Sim, ainda li qualquer coisa do restante, para poder dizer que se seguiam banalidades e idiotices.

A primeira idiotice é arremessar o passado ao Syriza, quando o movimento pretende justamente um corte com o passado. Para isso JMF cai numa postura xenófoba de culpar "os gregos"... praticamente de não serem alemães.

Se o Lucky fosse um bocadinho mais arguto, já estaria a chamar soviético ao JMF, porque simplesmente pretende-se instituir uma sociedade totalitária onde a única lógica de sobrevivência será adoptar um modelo de comportamento, no caso, a "austeridade alemã".

Porém, nem isso resolveria a questão, porque a insularidade grega tem mais custos do que a nossa insularidade, que se resume a 11 ilhas.

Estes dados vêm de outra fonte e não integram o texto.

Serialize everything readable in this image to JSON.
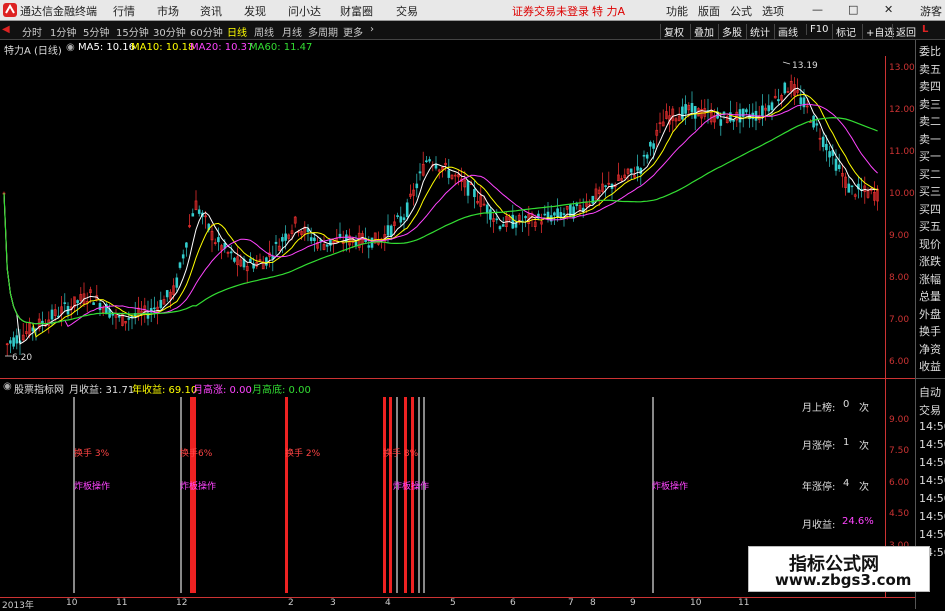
{
  "menubar": {
    "app_title": "通达信金融终端",
    "menus": [
      "行情",
      "市场",
      "资讯",
      "发现",
      "问小达",
      "财富圈",
      "交易"
    ],
    "status_text": "证券交易未登录",
    "stock_name": "特 力A",
    "right_buttons": [
      "功能",
      "版面",
      "公式",
      "选项"
    ],
    "user": "游客"
  },
  "periodbar": {
    "periods": [
      "分时",
      "1分钟",
      "5分钟",
      "15分钟",
      "30分钟",
      "60分钟",
      "日线",
      "周线",
      "月线",
      "多周期",
      "更多"
    ],
    "active_period": "日线",
    "tools": [
      "复权",
      "叠加",
      "多股",
      "统计",
      "画线",
      "F10",
      "标记",
      "+自选",
      "返回"
    ]
  },
  "chart_info": {
    "title": "特力A (日线)",
    "ma5": "MA5: 10.16",
    "ma10": "MA10: 10.18",
    "ma20": "MA20: 10.37",
    "ma60": "MA60: 11.47"
  },
  "price_labels": {
    "high": "13.19",
    "low": "6.20"
  },
  "price_axis": [
    "13.00",
    "12.00",
    "11.00",
    "10.00",
    "9.00",
    "8.00",
    "7.00",
    "6.00"
  ],
  "colors": {
    "ma5": "#ffffff",
    "ma10": "#ffff00",
    "ma20": "#ff44ff",
    "ma60": "#33dd33",
    "up": "#ff3333",
    "down": "#33cccc"
  },
  "indicator": {
    "name": "股票指标网",
    "monthly_return": "月收益: 31.71",
    "annual_return": "年收益: 69.10",
    "month_high": "月高涨: 0.00",
    "month_low": "月高底: 0.00",
    "axis": [
      "9.00",
      "7.50",
      "6.00",
      "4.50",
      "3.00"
    ],
    "stats": [
      {
        "label": "月上榜:",
        "value": "0",
        "unit": "次"
      },
      {
        "label": "月涨停:",
        "value": "1",
        "unit": "次"
      },
      {
        "label": "年涨停:",
        "value": "4",
        "unit": "次"
      },
      {
        "label": "月收益:",
        "value": "24.6%",
        "unit": ""
      }
    ],
    "signals": [
      {
        "top": "换手 3%",
        "bottom": "炸板操作"
      },
      {
        "top": "换手6%",
        "bottom": "炸板操作"
      },
      {
        "top": "换手 2%",
        "bottom": ""
      },
      {
        "top": "换手 8%",
        "bottom": "炸板操作"
      },
      {
        "top": "",
        "bottom": "炸板操作"
      }
    ]
  },
  "right_panel": {
    "top_items": [
      "委比",
      "卖五",
      "卖四",
      "卖三",
      "卖二",
      "卖一",
      "买一",
      "买二",
      "买三",
      "买四",
      "买五",
      "现价",
      "涨跌",
      "涨幅",
      "总量",
      "外盘",
      "换手",
      "净资",
      "收益"
    ],
    "bottom_items": [
      "自动",
      "交易",
      "14:50",
      "14:50",
      "14:50",
      "14:50",
      "14:50",
      "14:50",
      "14:50",
      "14:50"
    ]
  },
  "date_axis": [
    "2013年",
    "10",
    "11",
    "12",
    "2",
    "3",
    "4",
    "5",
    "6",
    "7",
    "8",
    "9",
    "10",
    "11"
  ],
  "watermark": {
    "title": "指标公式网",
    "url": "www.zbgs3.com"
  }
}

Se os gregos quiserem ter as ilhas habitadas, sem ser com hotéis sazonais, têm um custo elevado, e só os que gostam de chamar nomes a Alberto João, é que podem pensar que uma ilha pode ter finanças equilibradas abrindo-se sem proteccionismo a um mercado global.

A situação geoestratégica grega ainda é mais complicada, porque a Turquia não é propriamente um descanso de paz e harmonia. Além disso os alemães sempre quiseram impingir as suas traquitanas de guerra, fazendo negócios com a transparência submarina que lhes conhecemos.

Por exemplo, a coisa mais ridícula que já vi foi o sorteio dos Audis, feito por este governo, para embelezar a austeridade fiscal.
Audis?
Tinha que se dar mais compensações pela quebra de vendas ou pelas habituais aquisições de traquitanas alemãs para frotas ministeriais?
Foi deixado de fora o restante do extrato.